CDK constructs can handle non-empty parameters without hassle.

main.ts
import { App, Stack, StackProps } from 'aws-cdk-lib';
import { CertificateValidation, Certificate } from 'aws-cdk-lib/aws-certificatemanager';
import { HostedZone } from 'aws-cdk-lib/aws-route53';
import { Construct } from 'constructs';


export class CertValidation extends Stack {
  constructor(scope: Construct, id: string, props: StackProps = {}) {
    super(scope, id, props);

    const myHostedZone = new HostedZone(this, 'HostedZone', {
      zoneName: 'thesite.com',
    });

    new Certificate(this, 'Certificate', {
      domainName: 'dev.thesite.com',
      subjectAlternativeNames: [],
      validation: CertificateValidation.fromDns(myHostedZone),
    });
  }
}

const app = new App();

new CertValidation(app, 'cetificate-validation');

app.synth();

`subjectAlternativeNames: []` can be an empty array - no problem. The Certificate construct will handle it.
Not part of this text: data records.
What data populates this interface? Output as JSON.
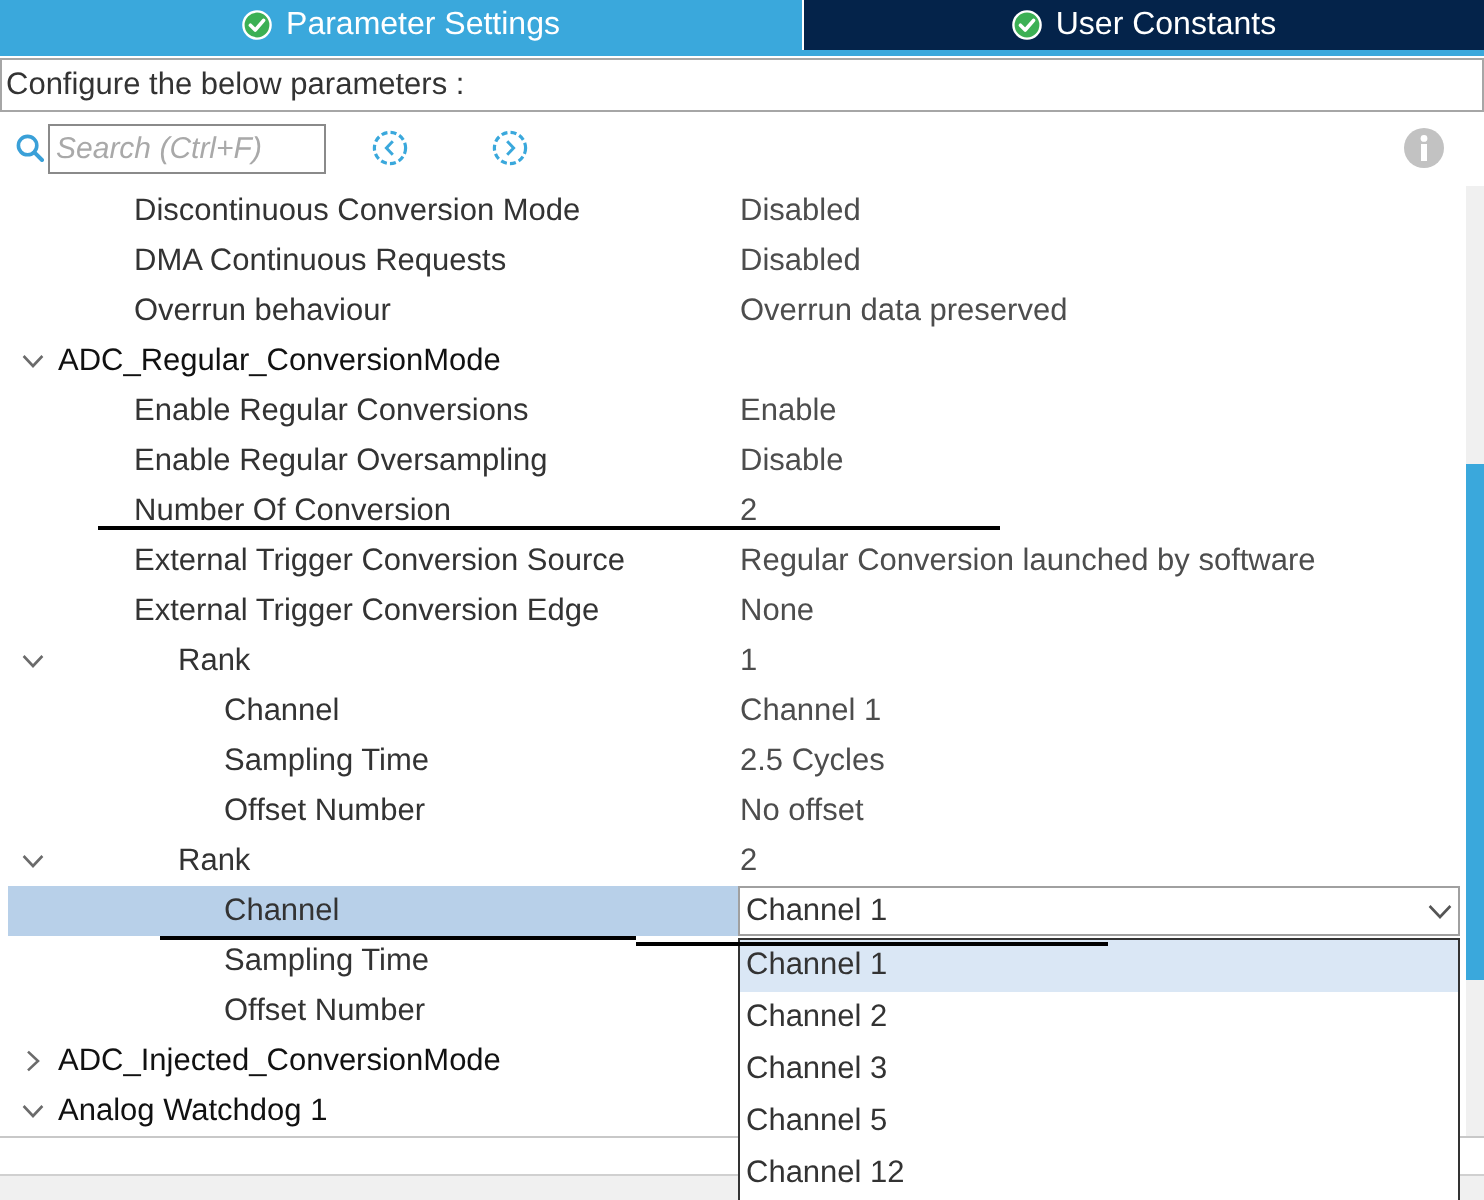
{
  "tabs": [
    {
      "label": "Parameter Settings",
      "selected": true
    },
    {
      "label": "User Constants",
      "selected": false
    }
  ],
  "description": "Configure the below parameters :",
  "search": {
    "placeholder": "Search (Ctrl+F)"
  },
  "tree": [
    {
      "children": [
        {
          "label": "Discontinuous Conversion Mode",
          "value": "Disabled",
          "selected": false
        },
        {
          "label": "DMA Continuous Requests",
          "value": "Disabled",
          "selected": false
        },
        {
          "label": "Overrun behaviour",
          "value": "Overrun data preserved",
          "selected": false
        }
      ]
    },
    {
      "label": "ADC_Regular_ConversionMode",
      "expanded": true,
      "selected": false,
      "children": [
        {
          "label": "Enable Regular Conversions",
          "value": "Enable",
          "selected": false
        },
        {
          "label": "Enable Regular Oversampling",
          "value": "Disable",
          "selected": false
        },
        {
          "label": "Number Of Conversion",
          "value": "2",
          "selected": false
        },
        {
          "label": "External Trigger Conversion Source",
          "value": "Regular Conversion launched by software",
          "selected": false
        },
        {
          "label": "External Trigger Conversion Edge",
          "value": "None",
          "selected": false
        },
        {
          "label": "Rank",
          "value": "1",
          "expanded": true,
          "selected": false,
          "children": [
            {
              "label": "Channel",
              "value": "Channel 1",
              "selected": false
            },
            {
              "label": "Sampling Time",
              "value": "2.5 Cycles",
              "selected": false
            },
            {
              "label": "Offset Number",
              "value": "No offset",
              "selected": false
            }
          ]
        },
        {
          "label": "Rank",
          "value": "2",
          "expanded": true,
          "selected": false,
          "children": [
            {
              "label": "Channel",
              "selected": true,
              "editor": {
                "kind": "dropdown",
                "value": "Channel 1",
                "open": true,
                "options": [
                  {
                    "label": "Channel 1",
                    "selected": true
                  },
                  {
                    "label": "Channel 2",
                    "selected": false
                  },
                  {
                    "label": "Channel 3",
                    "selected": false
                  },
                  {
                    "label": "Channel 5",
                    "selected": false
                  },
                  {
                    "label": "Channel 12",
                    "selected": false
                  }
                ]
              }
            },
            {
              "label": "Sampling Time",
              "selected": false
            },
            {
              "label": "Offset Number",
              "selected": false
            }
          ]
        }
      ]
    },
    {
      "label": "ADC_Injected_ConversionMode",
      "expanded": false,
      "selected": false
    },
    {
      "label": "Analog Watchdog 1",
      "expanded": true,
      "selected": false
    }
  ]
}
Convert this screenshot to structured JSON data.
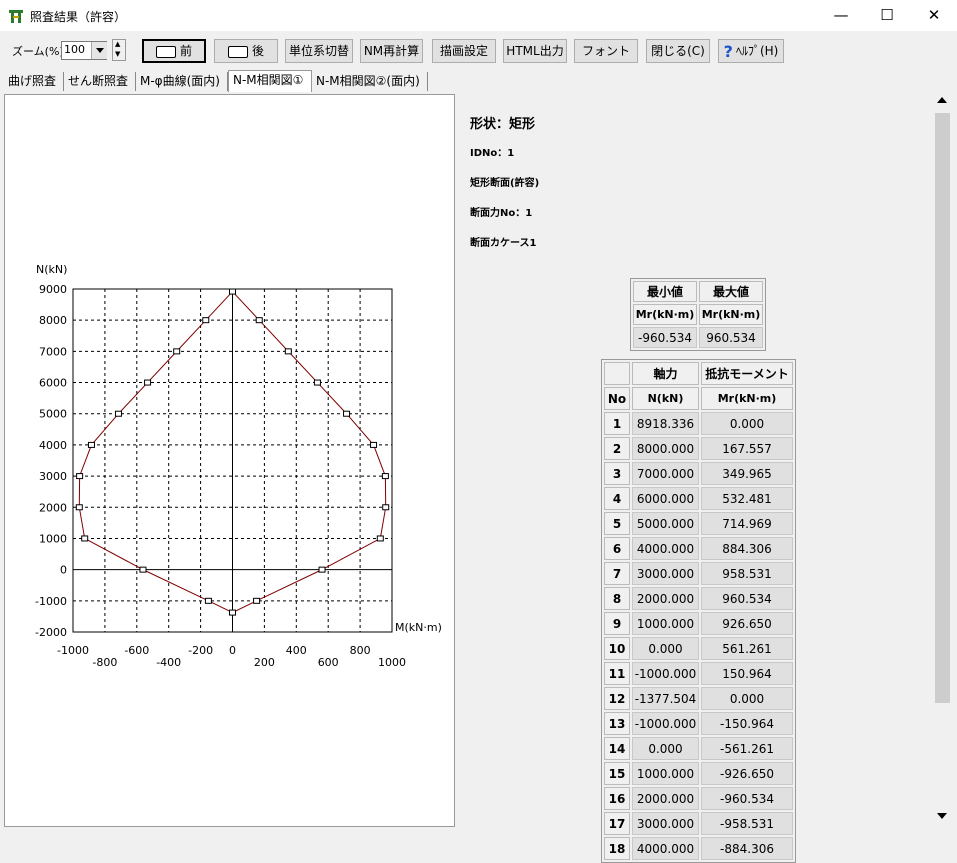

Conclusion: if you're a small Dev fish, the CDK will increase your productivity (along with curiosity). It makes writing Cloudformation a breeze with a familiar programming language.

The real adventure begins when the CDK development pattern is applied to a Cloud coral reef with a massive ecosystem of templates, applications, Dev- and other types of fishes. There might be even some security sharks coming to a party!